Devant une série télévisée, ce n’est par exemple jamais la mise en scène qui me parle : ce n’est pas de là que vient l’énonciation, la narration, le dialogue qu’on engage avec moi spectateur. Non que les réalisateurs de séries TV soient mauvais, certains sont même virtuoses. Mais ils sont virtuoses et ne s’épanouissent que dans le rôle très particulier que la série leur confère : en tant que colorieurs géniaux (Paul McGuigan), ou en instaurant la charte plastique du programme, dont une équipe de réals interchangeables n’aura ensuite plus qu’à dérouler les propriétés. Quand bien même ces propositions sont fortes (Stephen Hopkins, Mimi Leder…), elles renvoient à un geste long plus proche d’un travail de chef-opérateur, consistant surtout à répondre au concept du showrunner une approche esthétique globale (réaliste ou non ? statique ou non ?) chargée d’en parfaire l’attaque.

C’est ainsi que souvent, au fond, passés les scénaristes baroques (ceux qui font de leur écriture un show à part entière : Moffat, Sorkin…), les séries m’ennuient. Certes j’en ai vu beaucoup avec plaisir (quoique aussi beaucoup par paresse), j’ai ri devant les séries comiques, je me suis attaché à certaines… Mais au final, dès qu’une scène y est amorcée et son enjeu visible, dès que j’ai compris celui-ci, je n’y trouve plus rien à manger. J’ai l’impression que tout est joué, que ce qui se déroule à l’écran n’est plus qu’occupation du spectateur (fioritures dialoguées, petits détours et rebondissements comblant le vide) et que plus rien ne viendra réellement me parler : je patiente alors en croisant les doigts, attendant poliment la séquence suivante. La narration longue des séries (destin des personnages, plaisir des croisements) peut certes captiver à force d’addiction, mais l’expérience de leur vision en direct m’est épuisante. Car sans doute y cherche-je autre chose : un regard posé sur les situations, des scènes qui existent en soi et non comme simple déduction d’un arc scénaristique, une narration qui en passe par autre chose que le script – bref une énonciation qui est celle du cinéma, et qu’il est certes un peu idiot d’aller chercher sur le petit écran, plutôt que de profiter de ce que celui-ci a à offrir.

Les contre-exemples à ce constat sont évidemment nombreux, mes lacunes sont immenses, mais le fait est là.

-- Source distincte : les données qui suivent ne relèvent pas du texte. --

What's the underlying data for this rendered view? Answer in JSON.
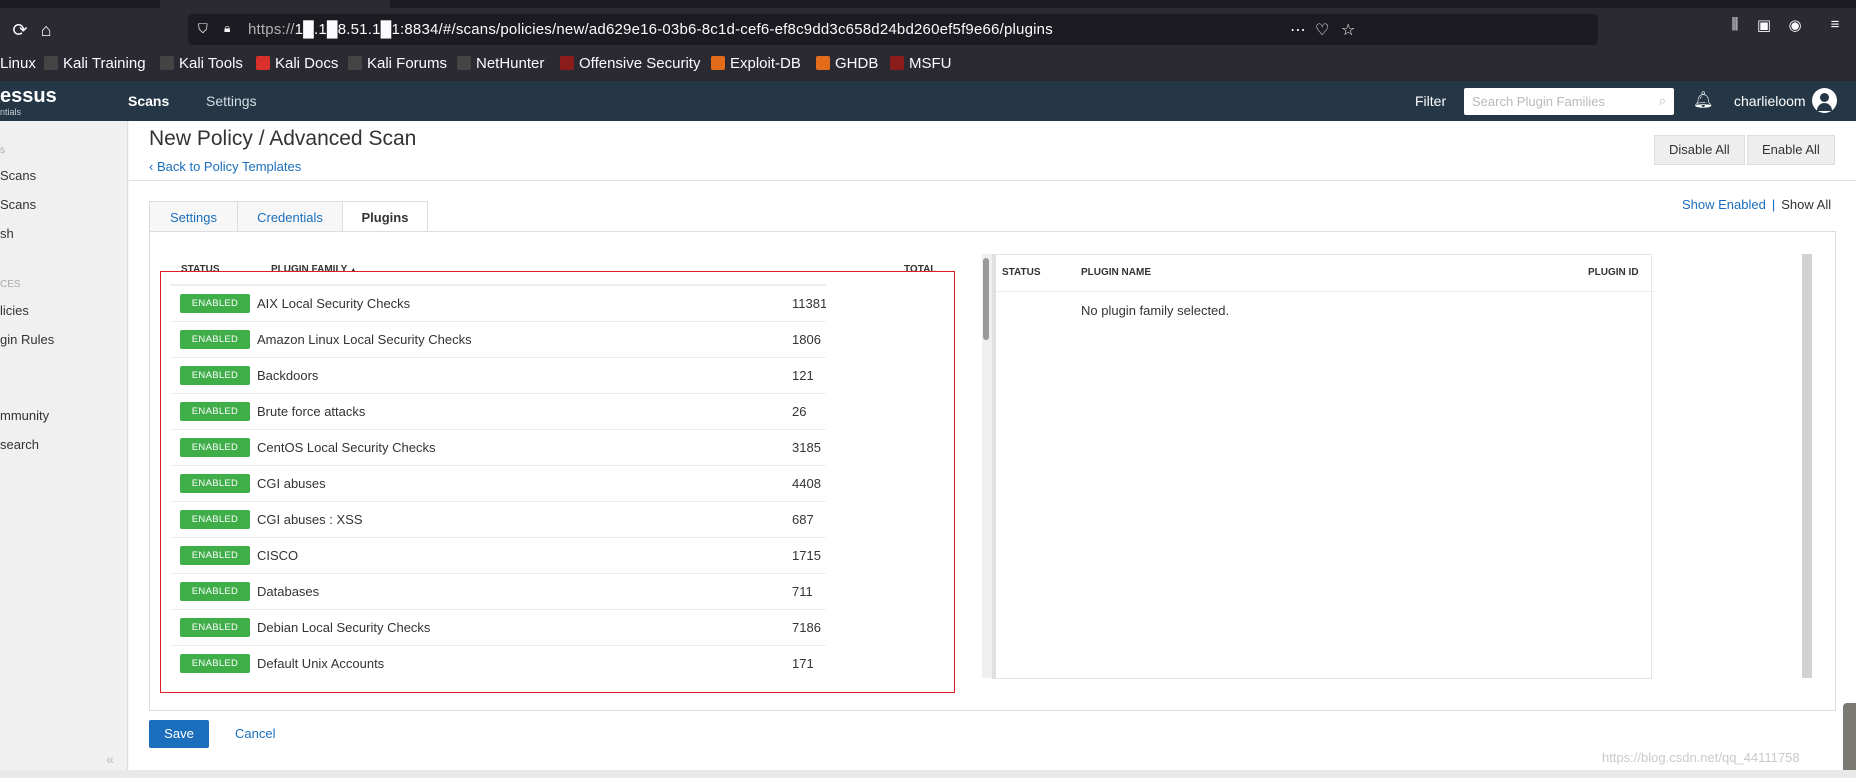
{
  "browser": {
    "url_prefix": "https://",
    "url_host": "1█.1█8.51.1█1",
    "url_rest": ":8834/#/scans/policies/new/ad629e16-03b6-8c1d-cef6-ef8c9dd3c658d24bd260ef5f9e66/plugins",
    "bookmarks": [
      {
        "label": "Linux",
        "icon": "kali-icon",
        "color": "#2b2a33"
      },
      {
        "label": "Kali Training",
        "icon": "kali-icon",
        "color": "#2b2a33"
      },
      {
        "label": "Kali Tools",
        "icon": "kali-icon",
        "color": "#2b2a33"
      },
      {
        "label": "Kali Docs",
        "icon": "kali-docs-icon",
        "color": "#d9302c"
      },
      {
        "label": "Kali Forums",
        "icon": "kali-icon",
        "color": "#2b2a33"
      },
      {
        "label": "NetHunter",
        "icon": "nethunter-icon",
        "color": "#2b2a33"
      },
      {
        "label": "Offensive Security",
        "icon": "offsec-icon",
        "color": "#8c1b1b"
      },
      {
        "label": "Exploit-DB",
        "icon": "exploitdb-icon",
        "color": "#e36c1b"
      },
      {
        "label": "GHDB",
        "icon": "ghdb-icon",
        "color": "#e36c1b"
      },
      {
        "label": "MSFU",
        "icon": "msfu-icon",
        "color": "#8c1b1b"
      }
    ]
  },
  "header": {
    "logo": "essus",
    "logo_sub": "ntials",
    "nav": [
      "Scans",
      "Settings"
    ],
    "filter_label": "Filter",
    "search_placeholder": "Search Plugin Families",
    "user": "charlieloom"
  },
  "sidebar": {
    "items": [
      "s",
      "Scans",
      "Scans",
      "sh",
      "CES",
      "licies",
      "gin Rules",
      "mmunity",
      "search"
    ]
  },
  "page": {
    "title": "New Policy / Advanced Scan",
    "back_link": "Back to Policy Templates",
    "disable_all": "Disable All",
    "enable_all": "Enable All",
    "tabs": [
      "Settings",
      "Credentials",
      "Plugins"
    ],
    "show_enabled": "Show Enabled",
    "separator": "|",
    "show_all": "Show All"
  },
  "families_table": {
    "headers": {
      "status": "STATUS",
      "family": "PLUGIN FAMILY",
      "sort_indicator": "▲",
      "total": "TOTAL"
    },
    "rows": [
      {
        "status": "ENABLED",
        "family": "AIX Local Security Checks",
        "total": "11381"
      },
      {
        "status": "ENABLED",
        "family": "Amazon Linux Local Security Checks",
        "total": "1806"
      },
      {
        "status": "ENABLED",
        "family": "Backdoors",
        "total": "121"
      },
      {
        "status": "ENABLED",
        "family": "Brute force attacks",
        "total": "26"
      },
      {
        "status": "ENABLED",
        "family": "CentOS Local Security Checks",
        "total": "3185"
      },
      {
        "status": "ENABLED",
        "family": "CGI abuses",
        "total": "4408"
      },
      {
        "status": "ENABLED",
        "family": "CGI abuses : XSS",
        "total": "687"
      },
      {
        "status": "ENABLED",
        "family": "CISCO",
        "total": "1715"
      },
      {
        "status": "ENABLED",
        "family": "Databases",
        "total": "711"
      },
      {
        "status": "ENABLED",
        "family": "Debian Local Security Checks",
        "total": "7186"
      },
      {
        "status": "ENABLED",
        "family": "Default Unix Accounts",
        "total": "171"
      }
    ]
  },
  "plugins_table": {
    "headers": {
      "status": "STATUS",
      "name": "PLUGIN NAME",
      "id": "PLUGIN ID"
    },
    "empty_text": "No plugin family selected."
  },
  "footer": {
    "save": "Save",
    "cancel": "Cancel",
    "watermark": "https://blog.csdn.net/qq_44111758"
  },
  "colors": {
    "header_bg": "#253746",
    "enabled_badge": "#3fae49",
    "link": "#1b6ebd",
    "annotation_box": "#e11d2b"
  }
}
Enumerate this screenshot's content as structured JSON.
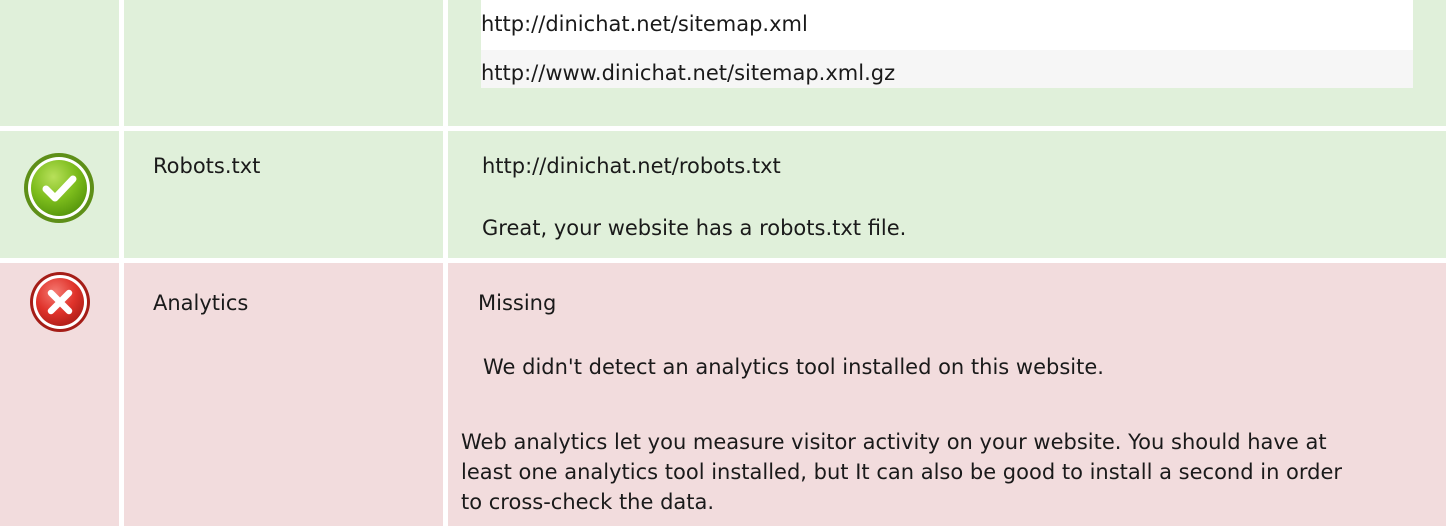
{
  "sitemap": {
    "urls": [
      "http://dinichat.net/sitemap.xml",
      "http://www.dinichat.net/sitemap.xml.gz"
    ],
    "status_color": "#e0f0da"
  },
  "robots": {
    "label": "Robots.txt",
    "url": "http://dinichat.net/robots.txt",
    "message": "Great, your website has a robots.txt file.",
    "status": "pass",
    "status_icon": "check-icon",
    "status_color": "#e0f0da"
  },
  "analytics": {
    "label": "Analytics",
    "status_text": "Missing",
    "message": "We didn't detect an analytics tool installed on this website.",
    "description": "Web analytics let you measure visitor activity on your website. You should have at least one analytics tool installed, but It can also be good to install a second in order to cross-check the data.",
    "status": "fail",
    "status_icon": "cross-icon",
    "status_color": "#f2dcdd"
  }
}
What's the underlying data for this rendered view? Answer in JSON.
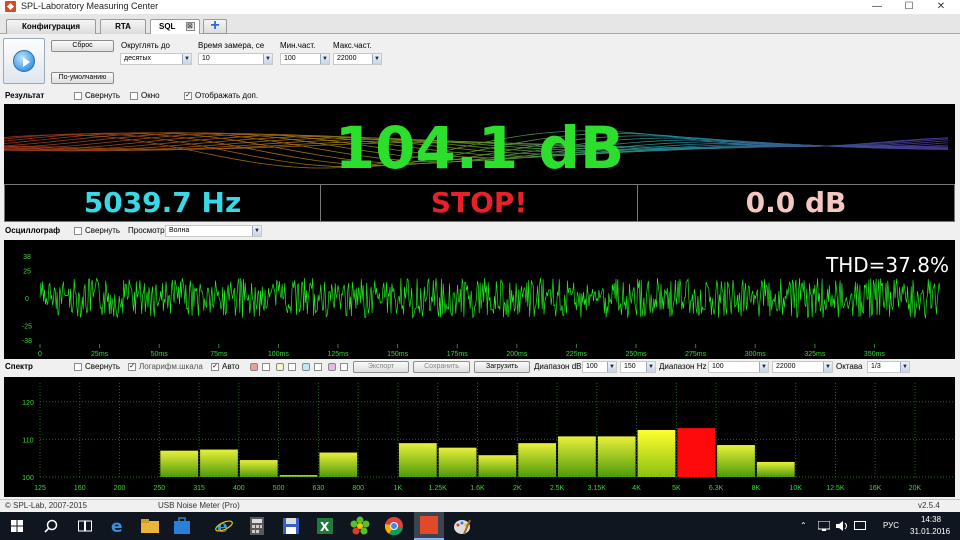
{
  "window": {
    "title": "SPL-Laboratory Measuring Center",
    "minimize": "—",
    "maximize": "☐",
    "close": "✕"
  },
  "tabs": [
    {
      "label": "Конфигурация",
      "active": false
    },
    {
      "label": "RTA",
      "active": false
    },
    {
      "label": "SQL",
      "active": true
    }
  ],
  "tab_close": "⊠",
  "tab_add": "+",
  "controls": {
    "reset_label": "Сброс",
    "default_label": "По-умолчанию",
    "round_label": "Округлять до",
    "round_value": "десятых",
    "time_label": "Время замера, се",
    "time_value": "10",
    "min_freq_label": "Мин.част.",
    "min_freq_value": "100",
    "max_freq_label": "Макс.част.",
    "max_freq_value": "22000"
  },
  "result_bar": {
    "title": "Результат",
    "collapse_label": "Свернуть",
    "collapse_checked": false,
    "window_label": "Окно",
    "window_checked": false,
    "show_extra_label": "Отображать доп.",
    "show_extra_checked": true
  },
  "result": {
    "main_value": "104.1 dB",
    "frequency": "5039.7 Hz",
    "status": "STOP!",
    "delta": "0.0 dB",
    "colors": {
      "main": "#2ddf2d",
      "frequency": "#3ad8e6",
      "status": "#e8202a",
      "delta": "#f4c7c0"
    }
  },
  "scope_bar": {
    "title": "Осциллограф",
    "collapse_label": "Свернуть",
    "collapse_checked": false,
    "view_label": "Просмотр",
    "view_value": "Волна"
  },
  "scope": {
    "thd": "THD=37.8%",
    "y_ticks": [
      "38",
      "25",
      "0",
      "-25",
      "-38"
    ],
    "x_ticks": [
      "0",
      "25ms",
      "50ms",
      "75ms",
      "100ms",
      "125ms",
      "150ms",
      "175ms",
      "200ms",
      "225ms",
      "250ms",
      "275ms",
      "300ms",
      "325ms",
      "350ms"
    ],
    "wave_color": "#22e822"
  },
  "spectrum_bar": {
    "title": "Спектр",
    "collapse_label": "Свернуть",
    "collapse_checked": false,
    "log_label": "Логарифм.шкала",
    "log_checked": true,
    "auto_label": "Авто",
    "auto_checked": true,
    "swatch_colors": [
      "#f29a9a",
      "#f5f5c8",
      "#b9ecf2",
      "#e9b6ee"
    ],
    "export_label": "Экспорт",
    "save_label": "Сохранить",
    "load_label": "Загрузить",
    "db_range_label": "Диапазон dB",
    "db_min": "100",
    "db_max": "150",
    "hz_range_label": "Диапазон Hz",
    "hz_min": "100",
    "hz_max": "22000",
    "octave_label": "Октава",
    "octave_value": "1/3"
  },
  "spectrum": {
    "y_ticks": [
      "120",
      "110",
      "100"
    ],
    "bands": [
      "125",
      "160",
      "200",
      "250",
      "315",
      "400",
      "500",
      "630",
      "800",
      "1K",
      "1.25K",
      "1.6K",
      "2K",
      "2.5K",
      "3.15K",
      "4K",
      "5K",
      "6.3K",
      "8K",
      "10K",
      "12.5K",
      "16K",
      "20K"
    ],
    "levels": [
      0,
      0,
      0,
      107,
      107.3,
      104.5,
      100.5,
      106.5,
      0,
      109,
      107.8,
      105.8,
      109,
      110.8,
      110.8,
      112.5,
      113,
      108.5,
      104,
      0,
      0,
      0,
      0
    ],
    "peak_index": 16,
    "peak_color": "#ff0a0a"
  },
  "statusbar": {
    "copyright": "© SPL-Lab, 2007-2015",
    "device": "USB Noise Meter (Pro)",
    "version": "v2.5.4"
  },
  "taskbar": {
    "lang": "РУС",
    "time": "14:38",
    "date": "31.01.2016"
  }
}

Or nous y voilà : malgré tout cela, deux séries télévisées se retrouvent dans ce top annuel, comme deux bugs contredisant ce désintérêt personnel, et dont l’exception évidemment m’interroge. Elles ont en commun de ne pas être récentes, d’être préalables à ce que l’on conçoit comme l’âge d’or du medium. Cette période dorée réfère surtout à une manière (un fonctionnement narratif) qui débuterait autour des années 2000, caractérisée par un dopage des potentialités du script : orgie de rebondissements et narration croisée (avec pour possible matrice 24 heures chrono), micro-attention aux psychologies subtilement auscultées au fil des épisodes (dont on irait alors plutôt chercher l’origine du côté de Six Feet Under)…

Or la première série de ce top (Now and Then, Here and There) participe, elle, à une toute autre histoire : celle de l’animation japonaise, où films et séries furent dès leurs débuts intimement liés (les cinéastes sautant allègrement de l’un à l’autre, et leurs diégèses traversant de toute façon de multiples supports, sans même concevoir ce genre de frontières : OAV, manga, jeu vidéo…). La mise en scène, par ailleurs, y fut immédiatement centrale : le manque de moyens imposait des choix de découpage radicaux (un tiers des plans sont des images fixes, allez donc décider lesquels). Ne pouvant se reposer sur le tout-animé des collègues américains ou européens, l’industrie dut vite apprendre à raconter ses histoires au moyen d’un arsenal de procédés issus du cinéma (jeux de mise au point, suspensions de la bande-son ou du montage, importance du contre-champ dans les dialogues, choix méticuleux des valeurs de cadre) : les meilleurs moments d’Here and There sont justement des moments de pause, d’attente, de silences absurdes demandant toute disponibilité et concentration au spectateur, qu’il est peu probable de retrouver dans une série aujourd’hui.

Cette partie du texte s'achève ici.